Информационная война сейчас была на руку: всякое заблуждение нефтяников, будь то поставщики или потребители, повышало напряжение в их рядах, несло разнотолки и подталкивало фазу агрессии к завершению. Затем должна была последовать фаза массового покаяния – Смотрящий хорошо знал психологию голодных и алчных олигархов. Как только начнут ломать тюбетейки, шапки и кипы, становиться в просящие позы, следует ожидать резкого притока инвестиций.
Еще в начале своей карьеры реформатора Сторчак взял за правило высшим пилотажем управления считать условие, когда реформы проводятся на деньги тех, против кого эти реформы направлены. Умирающие сами обязаны заботиться о своих гробах и оплачивать раскопку могил.
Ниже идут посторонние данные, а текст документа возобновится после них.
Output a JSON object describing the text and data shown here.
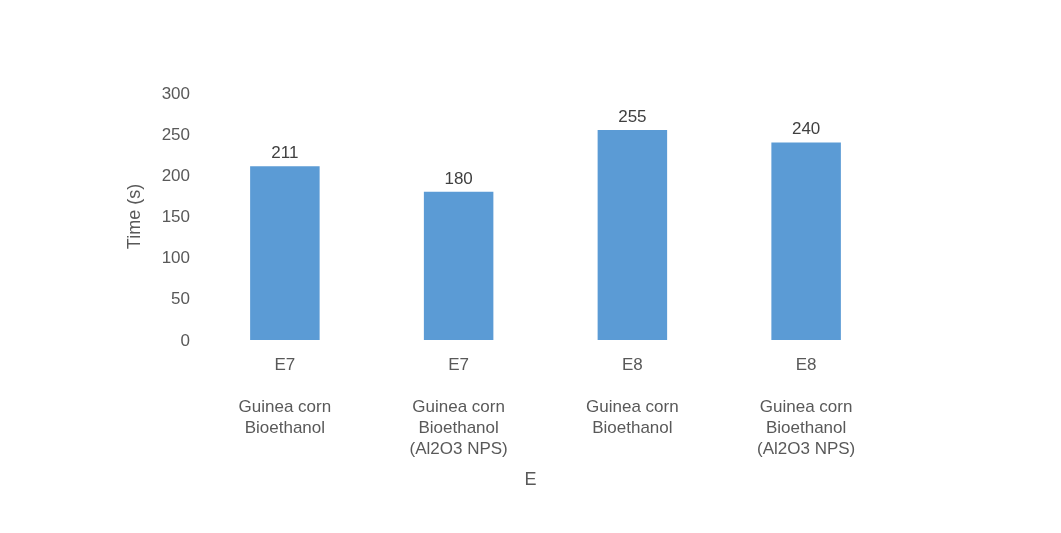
{
  "chart_data": {
    "type": "bar",
    "annotations": [
      "E"
    ],
    "ylabel": "Time (s)",
    "categories": [
      "E7\n\nGuinea corn\nBioethanol",
      "E7\n\nGuinea corn\nBioethanol\n(Al2O3 NPS)",
      "E8\n\nGuinea corn\nBioethanol",
      "E8\n\nGuinea corn\nBioethanol\n(Al2O3 NPS)"
    ],
    "values": [
      211,
      180,
      255,
      240
    ],
    "color": "#5b9bd5",
    "ylim": [
      0,
      300
    ],
    "yticks": [
      0,
      50,
      100,
      150,
      200,
      250,
      300
    ],
    "grid": false,
    "data_labels": true
  }
}
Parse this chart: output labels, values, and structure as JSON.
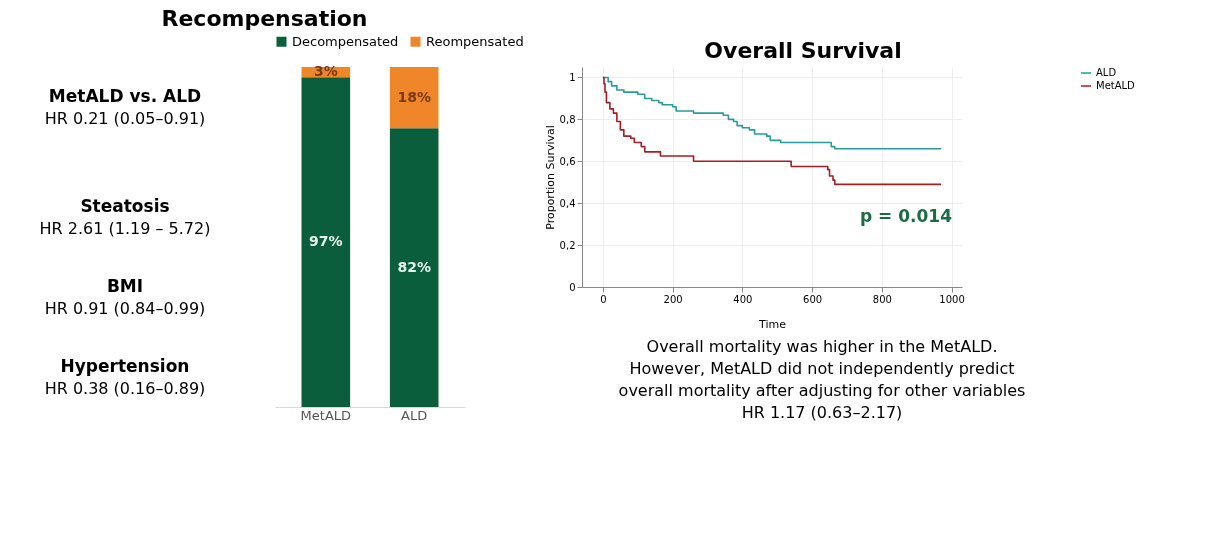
{
  "chart_data": [
    {
      "type": "bar",
      "title": "Recompensation",
      "stacked": true,
      "legend": "top",
      "categories": [
        "MetALD",
        "ALD"
      ],
      "series": [
        {
          "name": "Decompensated",
          "color": "#0b5e3b",
          "values": [
            97,
            82
          ],
          "value_labels": [
            "97%",
            "82%"
          ]
        },
        {
          "name": "Reompensated",
          "color": "#f0862a",
          "values": [
            3,
            18
          ],
          "value_labels": [
            "3%",
            "18%"
          ]
        }
      ],
      "annotations": [
        "MetALD vs. ALD",
        "HR 0.21 (0.05–0.91)",
        "Steatosis",
        "HR 2.61 (1.19 – 5.72)",
        "BMI",
        "HR 0.91 (0.84–0.99)",
        "Hypertension",
        "HR 0.38 (0.16–0.89)"
      ]
    },
    {
      "type": "step",
      "title": "Overall Survival",
      "xlabel": "Time",
      "ylabel": "Proportion Survival",
      "legend": "top right",
      "grid": true,
      "line_style": "solid",
      "xlim": [
        -60,
        1030
      ],
      "xticks": [
        0,
        200,
        400,
        600,
        800,
        1000
      ],
      "ylim": [
        0,
        1.05
      ],
      "yticks": [
        0,
        {
          "value": 0.2,
          "label": "0,2"
        },
        {
          "value": 0.4,
          "label": "0,4"
        },
        {
          "value": 0.6,
          "label": "0,6"
        },
        {
          "value": 0.8,
          "label": "0,8"
        },
        1
      ],
      "series": [
        {
          "name": "ALD",
          "color": "#2a9a9c",
          "x": [
            0,
            15,
            25,
            40,
            60,
            100,
            120,
            140,
            160,
            170,
            200,
            210,
            260,
            345,
            360,
            375,
            385,
            400,
            420,
            435,
            470,
            480,
            510,
            655,
            665,
            970
          ],
          "values": [
            1.0,
            0.98,
            0.96,
            0.94,
            0.93,
            0.92,
            0.9,
            0.89,
            0.88,
            0.87,
            0.86,
            0.84,
            0.83,
            0.82,
            0.8,
            0.79,
            0.77,
            0.76,
            0.75,
            0.73,
            0.72,
            0.7,
            0.69,
            0.67,
            0.66,
            0.66
          ]
        },
        {
          "name": "MetALD",
          "color": "#a31f24",
          "x": [
            0,
            3,
            6,
            10,
            20,
            30,
            40,
            50,
            60,
            80,
            90,
            110,
            120,
            165,
            260,
            540,
            645,
            650,
            660,
            665,
            970
          ],
          "values": [
            1.0,
            0.97,
            0.93,
            0.88,
            0.85,
            0.83,
            0.79,
            0.75,
            0.72,
            0.71,
            0.69,
            0.67,
            0.645,
            0.625,
            0.6,
            0.575,
            0.56,
            0.53,
            0.51,
            0.49,
            0.49
          ]
        }
      ],
      "annotations": [
        "p = 0.014",
        "Overall mortality was higher in the MetALD.",
        "However, MetALD did not independently predict",
        "overall mortality after adjusting for other variables",
        "HR 1.17  (0.63–2.17)"
      ]
    }
  ]
}
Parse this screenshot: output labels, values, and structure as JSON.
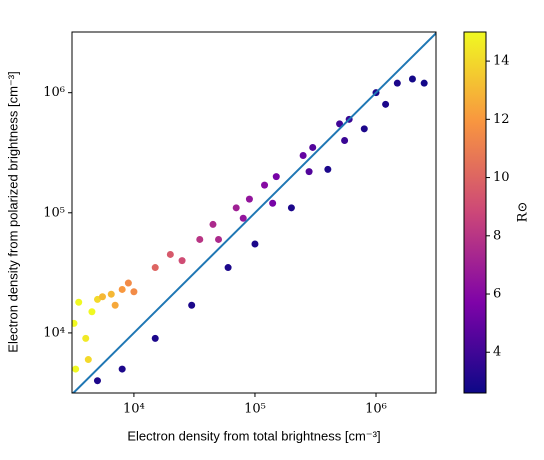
{
  "chart_data": {
    "type": "scatter",
    "x_label": "Electron density from total brightness [cm⁻³]",
    "y_label": "Electron density from polarized brightness [cm⁻³]",
    "colorbar_label": "R⊙",
    "log_x": true,
    "log_y": true,
    "colormap": "plasma",
    "xlim": [
      3080,
      3130000
    ],
    "ylim": [
      3160,
      3200000
    ],
    "clim": [
      2.6,
      15
    ],
    "xticks": [
      {
        "value": 10000,
        "label": "10⁴"
      },
      {
        "value": 100000,
        "label": "10⁵"
      },
      {
        "value": 1000000,
        "label": "10⁶"
      }
    ],
    "yticks": [
      {
        "value": 10000,
        "label": "10⁴"
      },
      {
        "value": 100000,
        "label": "10⁵"
      },
      {
        "value": 1000000,
        "label": "10⁶"
      }
    ],
    "cticks": [
      4,
      6,
      8,
      10,
      12,
      14
    ],
    "series": [
      {
        "x": [
          3200,
          3500,
          4000,
          4500,
          5000,
          3300,
          4200,
          5500,
          6500,
          7000,
          8000,
          9000,
          10000,
          15000,
          20000,
          25000,
          35000,
          45000,
          50000,
          70000,
          90000,
          80000,
          120000,
          150000,
          140000,
          250000,
          300000,
          280000,
          500000,
          600000,
          550000,
          1000000,
          1500000,
          2000000,
          800000,
          1200000,
          2500000,
          5000,
          8000,
          15000,
          30000,
          60000,
          100000,
          200000,
          400000
        ],
        "y": [
          12000,
          18000,
          9000,
          15000,
          19000,
          5000,
          6000,
          20000,
          21000,
          17000,
          23000,
          26000,
          22000,
          35000,
          45000,
          40000,
          60000,
          80000,
          60000,
          110000,
          130000,
          90000,
          170000,
          200000,
          120000,
          300000,
          350000,
          220000,
          550000,
          600000,
          400000,
          1000000,
          1200000,
          1300000,
          500000,
          800000,
          1200000,
          4000,
          5000,
          9000,
          17000,
          35000,
          55000,
          110000,
          230000
        ],
        "c": [
          15,
          15,
          14.5,
          15,
          14,
          15,
          14,
          13,
          13,
          12.5,
          12,
          11.5,
          11.5,
          10,
          9.5,
          9,
          8,
          7.5,
          7.5,
          7,
          6.5,
          6.5,
          6,
          5.5,
          5.5,
          5,
          4.5,
          4.5,
          4,
          3.8,
          3.8,
          3,
          3,
          2.8,
          3,
          3,
          2.8,
          3,
          3,
          3,
          3,
          3,
          3,
          3,
          3
        ]
      }
    ],
    "reference_line": {
      "color": "#1f77b4",
      "x": [
        3080,
        3130000
      ],
      "y": [
        3080,
        3130000
      ]
    }
  }
}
Вопреки ожиданиям, агрессия не снижалась, давление на Осколково увеличивалось, нефтянка начала подпитывать не только журналистов, но и правозащитников, заговорили о правах на информацию и общечеловеческих ценностях. Особенно свирепствовали по поводу шарашек – мол, на территории Осколкова введен сталинский режим, молодых ученых содержат в камерах, в полной изоляции от мира, и вынуждают работать. Знали бы они, как эти нечистые на руку гении мечтали угодить в такие благоустроенные тюрьмы, ибо им светили реальные, с большими сроками за мошенничество и хищения в особо крупных размерах.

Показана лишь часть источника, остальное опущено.